Cette histoire de tempête de neige sur la région parisienne, de routes bloquées et d’automobilistes passant des heures dans leur voiture qui fait maintenant « la une » de toute la presse française depuis plus de trois jours est parfaitement grotesque.
Ce n’est pas au président de la République, chef de l’Etat, garant de la Constitution, chef des armées, etc. de s’occuper des intempéries et de leurs conséquences. Une fois de plus, Sarkozy n’a pas su rester à sa place. Il n’avait pas à se mêler de cette histoire. Pas plus d’ailleurs que le premier ministre. Et Fillon a été totalement ridicule en s’en prenant à la météo. Quant à Ségolène Royal, elle aurait évidemment, une fois de plus, mieux fait de se taire.
Il ne fait aucun doute que les services de l’Etat n’ont pas réagi à temps, l’autre soir. Mais, dans un pays « normal », un incident de ce genre se termine par le limogeage de deux ou responsables, le préfet de région, par exemple, le directeur de l’équipement de la région et le chef de service des chasse-neige.
Cette folle polémique est cependant tout à fait intéressante à observer.
Nous sommes en novembre et il neige. Rien d’extraordinaire. La météo l’avait d’ailleurs annoncé. Il neige beaucoup. Beaucoup plus que d’habitude et beaucoup plus que la météo ne l’avait annoncé. Les routes de toute la région parisienne sont donc bloquées. Les voitures dérapent dans les fossés, les camions se mettent en travers des routes. Toute la région est paralysée, à l’heure du grand retour chez eux des banlieusards. C’est « la barbe » pour des centaines de milliers de gens. Et ça va durer des heures, pratiquement toute la nuit.

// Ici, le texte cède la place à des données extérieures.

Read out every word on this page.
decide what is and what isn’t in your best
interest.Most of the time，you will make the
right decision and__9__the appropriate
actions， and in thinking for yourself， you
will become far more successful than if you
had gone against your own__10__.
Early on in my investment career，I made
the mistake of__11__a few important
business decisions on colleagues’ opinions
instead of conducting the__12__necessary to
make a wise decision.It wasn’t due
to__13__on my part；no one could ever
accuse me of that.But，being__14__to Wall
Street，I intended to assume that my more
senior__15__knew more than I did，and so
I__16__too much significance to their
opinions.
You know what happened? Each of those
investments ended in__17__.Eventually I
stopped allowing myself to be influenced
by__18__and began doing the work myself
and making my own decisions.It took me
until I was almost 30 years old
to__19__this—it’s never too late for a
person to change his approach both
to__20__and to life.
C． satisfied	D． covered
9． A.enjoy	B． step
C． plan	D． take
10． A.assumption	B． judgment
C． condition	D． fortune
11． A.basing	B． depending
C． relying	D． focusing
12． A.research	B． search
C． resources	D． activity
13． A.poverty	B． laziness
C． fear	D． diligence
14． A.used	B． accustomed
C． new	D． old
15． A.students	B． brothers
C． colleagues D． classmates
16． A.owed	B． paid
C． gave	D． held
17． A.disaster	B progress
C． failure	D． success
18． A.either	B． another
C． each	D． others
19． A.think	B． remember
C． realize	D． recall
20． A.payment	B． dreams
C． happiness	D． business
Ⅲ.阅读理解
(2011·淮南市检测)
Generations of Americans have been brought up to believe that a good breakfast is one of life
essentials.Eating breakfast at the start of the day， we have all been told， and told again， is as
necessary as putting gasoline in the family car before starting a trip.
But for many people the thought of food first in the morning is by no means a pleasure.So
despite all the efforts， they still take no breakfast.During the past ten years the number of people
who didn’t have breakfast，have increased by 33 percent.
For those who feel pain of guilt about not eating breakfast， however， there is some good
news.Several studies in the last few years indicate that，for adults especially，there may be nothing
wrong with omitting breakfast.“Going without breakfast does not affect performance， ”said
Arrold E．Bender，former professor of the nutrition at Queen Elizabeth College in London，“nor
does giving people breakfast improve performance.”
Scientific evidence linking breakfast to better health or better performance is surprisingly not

C’est « la barbe », mais ce n’est pas « une catastrophe nationale », ce n’est pas « un drame ». Il n’y a pas eu de morts, ni même de blessés.
Or, très curieusement, la presse (populaire) et l’opinion s’en sont pris aussitôt à l’Etat, au gouvernement, à l’administration. Comme si vraiment l’Etat, le gouvernement et l’administration faisaient effectivement « la pluie et le beau temps ».
Cet Etat, ce gouvernement et cette administration sont incapables de lutter contre le chômage, contre la pauvreté, contre les déficits, contre la délinquance, contre l’immigration clandestine et on leur reproche de n’avoir pas pu empêcher… la neige de tomber.
On nous dit que dans certains pays nordiques, le sablage, les chasse-neige interviennent immédiatement et même préventivement. C’est peut-être vrai. Mais que dirait-on si, dans notre beau pays au climat généralement tempéré, nous entretenions à longueur d’année, aux frais de la République, des équipes et du matériel pour dégager illico les congères sur nos routes, des brise-glace pour libérer nos péniches.
On peut reprocher bien des choses –autrement plus graves- à tous nos responsables mais il faudrait sans doute que les Français arrêtent de se tourner vers l’Etat à tout propos. Et personne ne m’accusera d’être particulièrement indulgent avec ceux qui nous gouvernent en ce moment. L’Etat-providence a fait perdre la tête à nos concitoyens au point qu’ils n’hésitent plus à rendre l’Etat responsable des canicules, des inondations et des chutes de neige.
Il y a assez de choses à reprocher à l’Etat, à son incurie, à son inertie, à son incompétence. Mais que, tous les trente ans, nos routes soient coupées par la neige pendant 24 ou même 36 heures n’est pas un drame national.
Cela dit, on peut parfaitement reprocher à Sarkozy de nous avoir, comme à son habitude, affirmé qu’il allait prendre les choses en main et trouver les solutions qui s’imposent.